The secret to most of these marketing drops that are reverse engineered to take over your timeline is DMing your friends, investors, advisors, and customers who all have some kind of internet following and getting them to engage with it. The secret to projects that take over the feed by storm - like eye mouth eye, gm app, constitution dao - is randomly coming up with a dumb idea, committing to the bit and doing the work (a lot of work) that will take it too far. The other secret is that you should want nothing to come from it. The second you start thinking about clout, twitter followers, partnerships, PR, investor intros, or money that can come out of it, you stray away from the sun. I don’t think that the artist should be hungry: recognition, money, clout are not entirely bad things that can happen along the way, but the second you start making decisions optimizing for any of these outcomes, you are losing the sight of what’s important.
When I started to work in marketing, I was promised creativity…or at least that’s what I thought. Running “left field initiatives” is literally in my job description. A few months in, someone asked me “I don’t get it. Why do you need this job if you can just run projects like this by yourself or with friends on the internet?” “So I can get paid while doing it?” I said squinting my eyes in confusion. I thought I figured out the recipe to getting paid while doing things I like. Things that are more creative that I ever imagined myself doing. Things I was better at than I ever thought I could be.
Somewhere along the road things started to change. Ideas came out of need to promote something that was not exciting by itself. I started saying KPIs, setting up UTM links, and looking at sign up dashboards. I started teaching people who sign brand partnerships to monetize their creativity, what a better CTA is so I can keep signing off their invoices. I never really wanted to be a creative or thought I was good enough but oh man…the little bits of creativity and freedom that I used to enjoy and have started to feel a little confidence in turned into something that overwhelms me.

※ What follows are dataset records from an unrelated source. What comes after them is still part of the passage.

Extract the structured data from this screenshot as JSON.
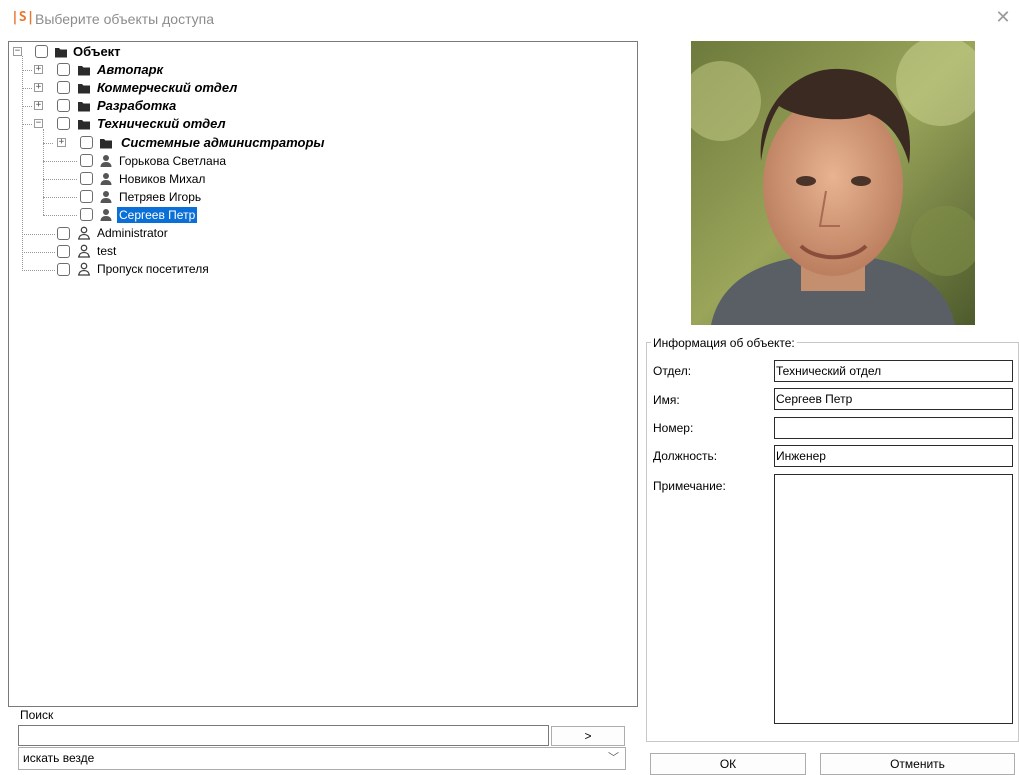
{
  "window": {
    "logo": "|S|",
    "title": "Выберите объекты доступа",
    "close_glyph": "✕"
  },
  "tree": {
    "root": {
      "label": "Объект"
    },
    "groups": [
      {
        "label": "Автопарк"
      },
      {
        "label": "Коммерческий отдел"
      },
      {
        "label": "Разработка"
      },
      {
        "label": "Технический отдел"
      }
    ],
    "subgroup": {
      "label": "Системные администраторы"
    },
    "people": [
      {
        "label": "Горькова Светлана",
        "icon": "person-icon"
      },
      {
        "label": "Новиков Михал",
        "icon": "person-icon"
      },
      {
        "label": "Петряев Игорь",
        "icon": "person-icon"
      },
      {
        "label": "Сергеев Петр",
        "icon": "person-icon",
        "selected": true
      }
    ],
    "users": [
      {
        "label": "Administrator",
        "icon": "user-outline-icon"
      },
      {
        "label": "test",
        "icon": "user-outline-icon"
      },
      {
        "label": "Пропуск посетителя",
        "icon": "user-outline-icon"
      }
    ],
    "expander_plus": "+",
    "expander_minus": "−"
  },
  "search": {
    "label": "Поиск",
    "value": "",
    "go_label": ">",
    "scope_value": "искать везде",
    "scope_chevron": "﹀"
  },
  "info": {
    "legend": "Информация об объекте:",
    "department_label": "Отдел:",
    "department_value": "Технический отдел",
    "name_label": "Имя:",
    "name_value": "Сергеев Петр",
    "number_label": "Номер:",
    "number_value": "",
    "position_label": "Должность:",
    "position_value": "Инженер",
    "note_label": "Примечание:",
    "note_value": ""
  },
  "buttons": {
    "ok": "ОК",
    "cancel": "Отменить"
  },
  "colors": {
    "selection": "#0a6fd6",
    "logo": "#e8772e",
    "folder": "#2b2b2b"
  }
}
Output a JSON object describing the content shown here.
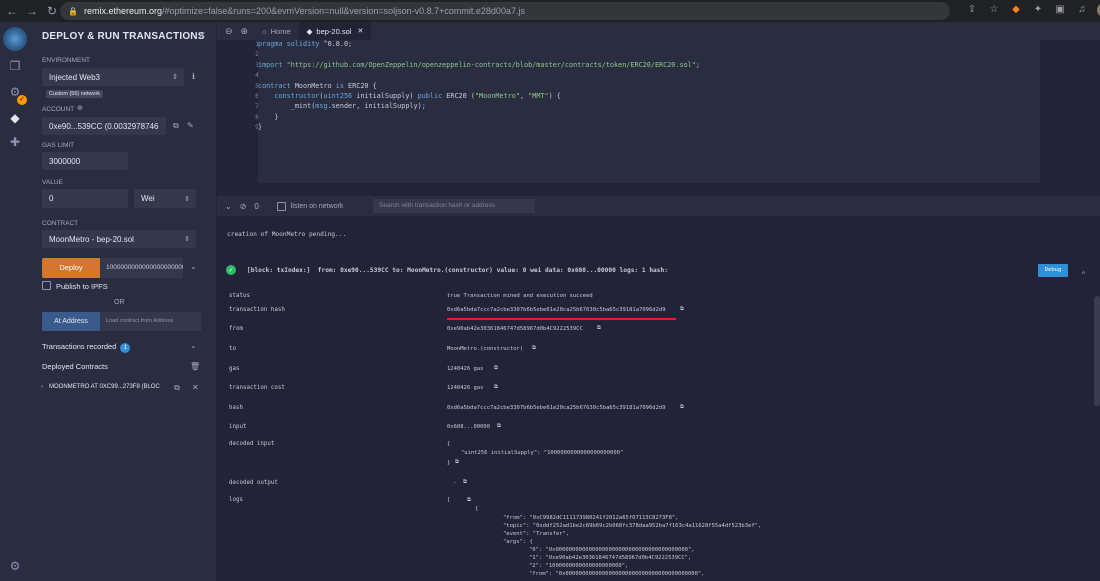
{
  "browser": {
    "url_host": "remix.ethereum.org",
    "url_path": "/#optimize=false&runs=200&evmVersion=null&version=soljson-v0.8.7+commit.e28d00a7.js"
  },
  "panel": {
    "title": "DEPLOY & RUN TRANSACTIONS",
    "environment_label": "ENVIRONMENT",
    "environment_value": "Injected Web3",
    "network_tag": "Custom (56) network",
    "account_label": "ACCOUNT",
    "account_value": "0xe90...539CC (0.0032978746",
    "gas_limit_label": "GAS LIMIT",
    "gas_limit_value": "3000000",
    "value_label": "VALUE",
    "value_amount": "0",
    "value_unit": "Wei",
    "contract_label": "CONTRACT",
    "contract_value": "MoonMetro - bep-20.sol",
    "deploy_label": "Deploy",
    "deploy_arg": "1000000000000000000000",
    "publish_ipfs": "Publish to IPFS",
    "or_text": "OR",
    "at_address_label": "At Address",
    "load_contract_placeholder": "Load contract from Address",
    "transactions_recorded": "Transactions recorded",
    "transactions_count": "1",
    "deployed_contracts": "Deployed Contracts",
    "deployed_item": "MOONMETRO AT 0XC99...273F8 (BLOC"
  },
  "tabs": {
    "home": "Home",
    "file": "bep-20.sol"
  },
  "editor": {
    "line_numbers": [
      "1",
      "2",
      "3",
      "4",
      "5",
      "6",
      "7",
      "8",
      "9"
    ]
  },
  "terminal": {
    "listen_label": "listen on network",
    "count": "0",
    "search_placeholder": "Search with transaction hash or address",
    "pending": "creation of MoonMetro pending...",
    "summary": "[block: txIndex:]  from: 0xe90...539CC to: MoonMetro.(constructor) value: 0 wei data: 0x608...00000 logs: 1 hash:",
    "debug_label": "Debug",
    "rows": [
      {
        "key": "status",
        "value": "true Transaction mined and execution succeed"
      },
      {
        "key": "transaction hash",
        "value": "0xd6a5bda7ccc7a2cbe3307b6b5ebe61e20ca25b67630c5ba65c39181a7096d2d9"
      },
      {
        "key": "from",
        "value": "0xe90ab42e30361846747d58967d0b4C9222539CC"
      },
      {
        "key": "to",
        "value": "MoonMetro.(constructor)"
      },
      {
        "key": "gas",
        "value": "1240426 gas"
      },
      {
        "key": "transaction cost",
        "value": "1240426 gas"
      },
      {
        "key": "hash",
        "value": "0xd6a5bda7ccc7a2cbe3307b6b5ebe61e20ca25b67630c5ba65c39181a7096d2d9"
      },
      {
        "key": "input",
        "value": "0x608...00000"
      },
      {
        "key": "decoded input",
        "value": "{"
      },
      {
        "key": "decoded output",
        "value": "-"
      },
      {
        "key": "logs",
        "value": "["
      }
    ],
    "decoded_input_body": "\"uint256 initialSupply\": \"1000000000000000000000\"",
    "decoded_input_close": "}",
    "logs_open": "{",
    "logs_lines": [
      "\"from\": \"0xC9982dC111173980241f2012a65f07113C8273F8\",",
      "\"topic\": \"0xddf252ad1be2c89b69c2b068fc378daa952ba7f163c4a11628f55a4df523b3ef\",",
      "\"event\": \"Transfer\",",
      "\"args\": {",
      "\"0\": \"0x0000000000000000000000000000000000000000\",",
      "\"1\": \"0xe90ab42e30361846747d58967d0b4C9222539CC\",",
      "\"2\": \"1000000000000000000000\",",
      "\"from\": \"0x0000000000000000000000000000000000000000\","
    ]
  }
}
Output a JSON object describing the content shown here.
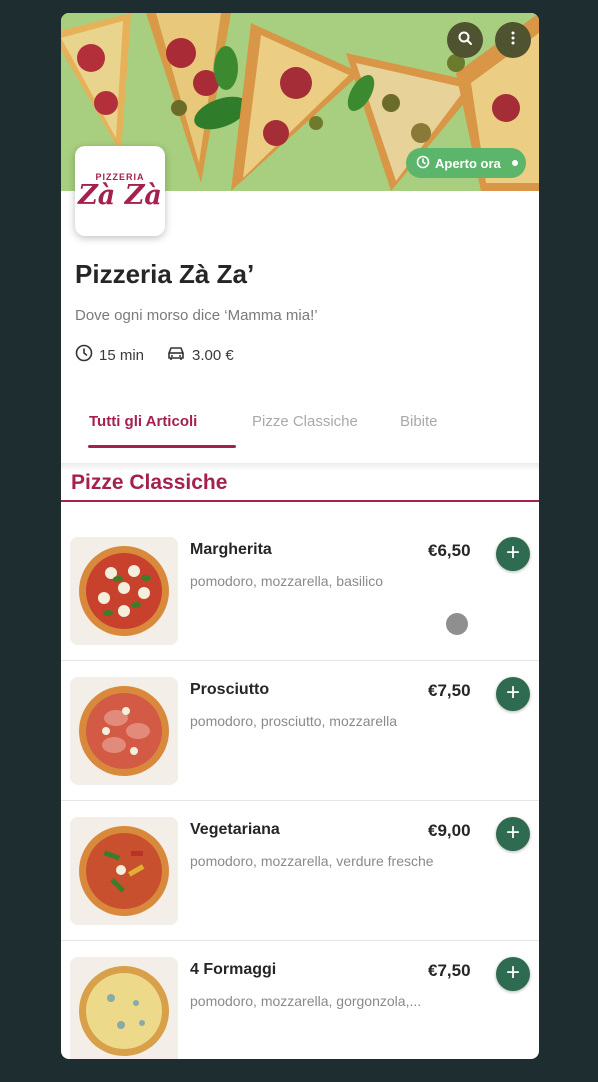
{
  "header": {
    "status_badge": "Aperto ora",
    "icons": [
      "search-icon",
      "more-vertical-icon",
      "clock-icon"
    ]
  },
  "restaurant": {
    "logo_line1": "PIZZERIA",
    "logo_line2": "Zà Zà",
    "name": "Pizzeria Zà Za’",
    "tagline": "Dove ogni morso dice ‘Mamma mia!’",
    "delivery_time": "15 min",
    "delivery_fee": "3.00 €"
  },
  "tabs": [
    {
      "label": "Tutti gli Articoli",
      "active": true
    },
    {
      "label": "Pizze Classiche",
      "active": false
    },
    {
      "label": "Bibite",
      "active": false
    }
  ],
  "section": {
    "title": "Pizze Classiche"
  },
  "items": [
    {
      "name": "Margherita",
      "description": "pomodoro, mozzarella, basilico",
      "price": "€6,50"
    },
    {
      "name": "Prosciutto",
      "description": "pomodoro, prosciutto, mozzarella",
      "price": "€7,50"
    },
    {
      "name": "Vegetariana",
      "description": "pomodoro, mozzarella, verdure fresche",
      "price": "€9,00"
    },
    {
      "name": "4 Formaggi",
      "description": "pomodoro, mozzarella, gorgonzola,...",
      "price": "€7,50"
    }
  ],
  "colors": {
    "accent": "#a4214f",
    "add_button": "#2e6b50",
    "open_badge": "#5bb56a",
    "background": "#1e2e30"
  }
}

When I think about what a happier life could look like, I always think about young people who chose paths where creativity is the final product. Whether they are organizing a dinner, so they can share their love for food with others, design and make clothes to help others feel beautiful, or skip around the stage at Terminal 5 because they feed off the energy of the crowd that loves their music - all of them look so peaceful, content and happy with where they are that I can’t help but envy them. There is money, following and all other capitalistic perks to be made from dinners, fashion, and music, but I’ve got a sneaky suspicion that these people sell out dinners, clothing, and arenas because their creativity, thoughtfulness, the love for their craft, life, and themselves first. Nine times out of ten if you make something you love and you put it out there for others to see, you get a positive response. Other things start falling into place.
I am trying to figure out how I lost that. I am trying to imagine a life where creativity, the love for life, and myself come first again as I search for clues in the empty Art and Design sections at a local bookstore. How do I reframe my thinking to focus on creativity and process and let the rest fall into place? How do I build up confidence to call myself a creative? Am I just not cut out to be one or does everyone else feel like an imposter at first? What are some next steps I can take towards a more creativity-first career and life?